The keeper of the sleep leads me down a white corridor that I have never seen before. He sits me down in a white chair and hands me a white piece of paper and white pencil. He looks at me square in the eye and places a hand upon my shoulder, almost squeezing the life out of it.
“The doctor wants to know how you feel about this place,” The keeper of the sleep says to me.“That way we can make improvements to make it better.”
“Why is everything here so white?” A put a big sheepish smile on my face trying to make the question seem as naive as possible.
The keeper of the sleep’s smile falters but is retained in an instant. “It’s better for the eyes.”
“Oh,” I say in a child like manner. “I didn’t know that. I thought that this dreary color was just supposed to up the chances of suicide, you can get your organs faster that way can’t you?” I smile at my little joke though it seems it wasn’t funny to him. He frowns largely and grits his teeth. I think I heard him growl but I’m not sure. He soon regains his composure and outs his false smile back trying to hide the veil that lurks within him.
“Whatever would make you think that Mr. Anderson?” He said, that smirk and those large white teeth glaring in my eyes.
“Please call me Drew. Mr. Anderson is too formal for me. And the only reason I thought that is because why would we want to live here if the sole purpose is to have the organs cut out of us while we’re still alive and awake.”
His eyes squint and his lips purse together.
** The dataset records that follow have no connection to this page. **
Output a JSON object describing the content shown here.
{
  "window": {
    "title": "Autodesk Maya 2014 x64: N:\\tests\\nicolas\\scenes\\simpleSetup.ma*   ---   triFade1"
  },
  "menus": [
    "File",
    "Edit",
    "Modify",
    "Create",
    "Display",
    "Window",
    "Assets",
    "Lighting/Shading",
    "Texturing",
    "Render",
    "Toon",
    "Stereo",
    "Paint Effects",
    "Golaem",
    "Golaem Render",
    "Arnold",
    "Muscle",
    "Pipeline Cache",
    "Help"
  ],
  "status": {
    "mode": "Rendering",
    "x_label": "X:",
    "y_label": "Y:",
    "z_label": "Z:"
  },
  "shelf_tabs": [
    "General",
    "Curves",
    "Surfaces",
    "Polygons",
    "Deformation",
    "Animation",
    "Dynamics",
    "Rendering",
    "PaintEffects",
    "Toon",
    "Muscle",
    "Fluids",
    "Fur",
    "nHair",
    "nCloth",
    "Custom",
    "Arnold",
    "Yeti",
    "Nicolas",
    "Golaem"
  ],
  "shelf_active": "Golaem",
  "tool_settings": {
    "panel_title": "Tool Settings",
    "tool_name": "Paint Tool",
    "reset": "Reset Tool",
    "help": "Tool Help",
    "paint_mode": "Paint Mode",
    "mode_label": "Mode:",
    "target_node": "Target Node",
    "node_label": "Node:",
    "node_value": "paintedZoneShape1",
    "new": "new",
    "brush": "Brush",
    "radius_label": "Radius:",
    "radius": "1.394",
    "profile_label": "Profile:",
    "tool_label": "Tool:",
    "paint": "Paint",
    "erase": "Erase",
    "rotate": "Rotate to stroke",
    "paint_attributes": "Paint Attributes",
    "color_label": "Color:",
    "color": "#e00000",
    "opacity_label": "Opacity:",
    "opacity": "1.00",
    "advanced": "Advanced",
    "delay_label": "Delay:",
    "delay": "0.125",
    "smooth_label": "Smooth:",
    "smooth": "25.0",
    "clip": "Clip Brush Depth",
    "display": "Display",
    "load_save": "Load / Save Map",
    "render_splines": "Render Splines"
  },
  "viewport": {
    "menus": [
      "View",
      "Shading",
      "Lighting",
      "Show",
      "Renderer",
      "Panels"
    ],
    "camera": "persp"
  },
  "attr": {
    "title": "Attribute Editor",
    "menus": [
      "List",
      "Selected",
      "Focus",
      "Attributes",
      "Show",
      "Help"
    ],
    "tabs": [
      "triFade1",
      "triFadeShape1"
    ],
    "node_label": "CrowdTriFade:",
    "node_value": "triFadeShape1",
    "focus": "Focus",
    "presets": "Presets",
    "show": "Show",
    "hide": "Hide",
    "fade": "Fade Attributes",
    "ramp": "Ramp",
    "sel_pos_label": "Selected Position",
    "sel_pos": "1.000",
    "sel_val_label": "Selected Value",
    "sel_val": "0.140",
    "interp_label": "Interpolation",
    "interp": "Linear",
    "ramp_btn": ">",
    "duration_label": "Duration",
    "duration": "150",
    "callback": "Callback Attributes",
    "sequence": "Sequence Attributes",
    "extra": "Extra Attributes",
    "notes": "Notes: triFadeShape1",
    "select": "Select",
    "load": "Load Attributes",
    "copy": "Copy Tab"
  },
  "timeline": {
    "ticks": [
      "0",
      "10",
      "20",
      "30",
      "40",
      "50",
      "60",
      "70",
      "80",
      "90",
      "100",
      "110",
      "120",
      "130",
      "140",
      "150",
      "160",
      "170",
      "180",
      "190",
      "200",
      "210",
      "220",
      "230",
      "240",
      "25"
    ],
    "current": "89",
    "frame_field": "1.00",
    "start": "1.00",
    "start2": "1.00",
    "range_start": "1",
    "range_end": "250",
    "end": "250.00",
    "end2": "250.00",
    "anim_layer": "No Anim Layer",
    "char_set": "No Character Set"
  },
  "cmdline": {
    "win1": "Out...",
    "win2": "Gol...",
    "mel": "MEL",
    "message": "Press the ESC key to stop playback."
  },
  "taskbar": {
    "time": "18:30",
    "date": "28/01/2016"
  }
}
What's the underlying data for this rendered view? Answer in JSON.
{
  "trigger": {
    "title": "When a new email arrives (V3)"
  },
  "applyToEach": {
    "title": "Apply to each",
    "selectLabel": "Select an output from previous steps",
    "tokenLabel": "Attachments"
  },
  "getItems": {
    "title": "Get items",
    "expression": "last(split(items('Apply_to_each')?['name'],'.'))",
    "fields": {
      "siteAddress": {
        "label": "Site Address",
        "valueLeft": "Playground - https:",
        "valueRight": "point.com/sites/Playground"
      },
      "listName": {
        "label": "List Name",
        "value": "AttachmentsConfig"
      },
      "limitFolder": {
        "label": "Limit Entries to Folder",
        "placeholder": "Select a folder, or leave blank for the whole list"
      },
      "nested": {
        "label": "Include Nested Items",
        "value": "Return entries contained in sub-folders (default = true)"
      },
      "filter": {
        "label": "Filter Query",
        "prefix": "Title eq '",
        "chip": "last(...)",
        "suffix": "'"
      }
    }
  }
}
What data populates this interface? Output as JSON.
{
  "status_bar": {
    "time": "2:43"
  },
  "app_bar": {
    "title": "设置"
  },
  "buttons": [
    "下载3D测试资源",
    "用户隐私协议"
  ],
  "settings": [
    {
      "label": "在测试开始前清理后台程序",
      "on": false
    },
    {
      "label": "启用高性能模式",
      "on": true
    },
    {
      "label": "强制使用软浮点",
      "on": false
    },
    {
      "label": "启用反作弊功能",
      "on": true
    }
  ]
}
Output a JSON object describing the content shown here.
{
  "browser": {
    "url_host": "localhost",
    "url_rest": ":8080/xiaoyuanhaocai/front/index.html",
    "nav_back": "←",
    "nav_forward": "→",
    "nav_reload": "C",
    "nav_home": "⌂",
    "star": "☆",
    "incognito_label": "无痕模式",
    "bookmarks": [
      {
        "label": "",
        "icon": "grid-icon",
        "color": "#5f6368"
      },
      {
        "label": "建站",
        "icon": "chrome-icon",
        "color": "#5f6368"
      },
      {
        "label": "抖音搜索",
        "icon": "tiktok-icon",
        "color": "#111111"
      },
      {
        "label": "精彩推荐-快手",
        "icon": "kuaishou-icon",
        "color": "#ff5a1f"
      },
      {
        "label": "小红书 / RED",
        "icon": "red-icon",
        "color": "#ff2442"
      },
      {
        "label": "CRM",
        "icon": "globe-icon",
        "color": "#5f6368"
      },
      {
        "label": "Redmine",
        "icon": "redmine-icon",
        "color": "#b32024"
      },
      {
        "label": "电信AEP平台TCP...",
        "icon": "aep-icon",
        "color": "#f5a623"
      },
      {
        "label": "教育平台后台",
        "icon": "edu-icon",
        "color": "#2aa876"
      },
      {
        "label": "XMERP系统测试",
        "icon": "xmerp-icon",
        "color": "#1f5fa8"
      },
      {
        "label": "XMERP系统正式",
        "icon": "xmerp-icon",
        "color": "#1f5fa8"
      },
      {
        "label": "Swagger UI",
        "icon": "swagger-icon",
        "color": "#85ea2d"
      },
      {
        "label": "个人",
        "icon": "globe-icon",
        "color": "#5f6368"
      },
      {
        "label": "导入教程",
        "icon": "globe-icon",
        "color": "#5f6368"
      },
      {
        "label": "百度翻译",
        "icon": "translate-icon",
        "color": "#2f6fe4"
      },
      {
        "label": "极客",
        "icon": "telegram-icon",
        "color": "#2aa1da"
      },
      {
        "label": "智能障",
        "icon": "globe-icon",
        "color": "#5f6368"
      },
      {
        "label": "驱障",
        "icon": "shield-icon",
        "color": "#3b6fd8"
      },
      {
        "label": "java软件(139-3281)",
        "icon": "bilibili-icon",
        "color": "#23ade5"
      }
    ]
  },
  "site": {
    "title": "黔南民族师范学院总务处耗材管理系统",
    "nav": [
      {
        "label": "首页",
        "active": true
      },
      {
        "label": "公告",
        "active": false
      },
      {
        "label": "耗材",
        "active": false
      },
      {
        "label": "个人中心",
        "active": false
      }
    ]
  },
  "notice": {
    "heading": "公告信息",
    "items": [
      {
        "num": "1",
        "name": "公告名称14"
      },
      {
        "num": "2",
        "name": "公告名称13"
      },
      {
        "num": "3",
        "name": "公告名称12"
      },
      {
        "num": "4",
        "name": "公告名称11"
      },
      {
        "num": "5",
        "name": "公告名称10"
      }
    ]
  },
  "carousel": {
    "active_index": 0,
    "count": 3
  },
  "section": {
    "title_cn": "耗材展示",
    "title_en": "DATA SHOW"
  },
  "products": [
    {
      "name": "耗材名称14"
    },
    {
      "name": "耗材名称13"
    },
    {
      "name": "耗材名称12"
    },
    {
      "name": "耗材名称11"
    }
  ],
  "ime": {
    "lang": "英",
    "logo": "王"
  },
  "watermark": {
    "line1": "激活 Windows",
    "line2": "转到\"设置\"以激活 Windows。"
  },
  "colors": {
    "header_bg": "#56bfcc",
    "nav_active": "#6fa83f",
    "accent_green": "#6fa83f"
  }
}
I can see the color drain from his face. It seems I might have awakened the beast that lay within the lamb of the keeper.
“Now why would you ever think of such a silly thing?” He says to me with his teeth stuck together in anger, the wind whistling between the large gap of his front two teeth. And with that last whistle, he walks away.
I look at my sheet of paper, tears almost well up I my eyes. I have not held a pencil in five years, writing the English language is almost foreign to me. And then it dawned on me, what I was going to write on the paper were going to the last words I was ever going to have on this Earth and my last hope for people to find out what is really going own. It is a faint hope, a small glimmer, but the glimmer is large enough for me to go for it.
So here I sit, in this white chair, in this white hallway, in this white complex, underground, in the year 2025, on the day of August 11, writing what I know in some strange hope that some one might read this and try to help those of us that are trapped in the complex. The attempt may be futile but at least I tried. Please, if you are reading this, open your eyes, we are trapped down here, we need you.
My name is Drew Anderson, I was born the day May 22 in the year 1989. I watched the world collapse before my eyes and didn’t realize that I needed to escape from the atrocities of the Controllers before it was too late. To who ever reads this, please remember me, remember me as the lost soul who tried to help the rest, and please try, do try to stop the horridness of The Complex. And remember kind person who is reading this, don’t let your ignorance and pride stop you from believing this, for your ignorance and your pride are the biggest keepers of the sleep of all.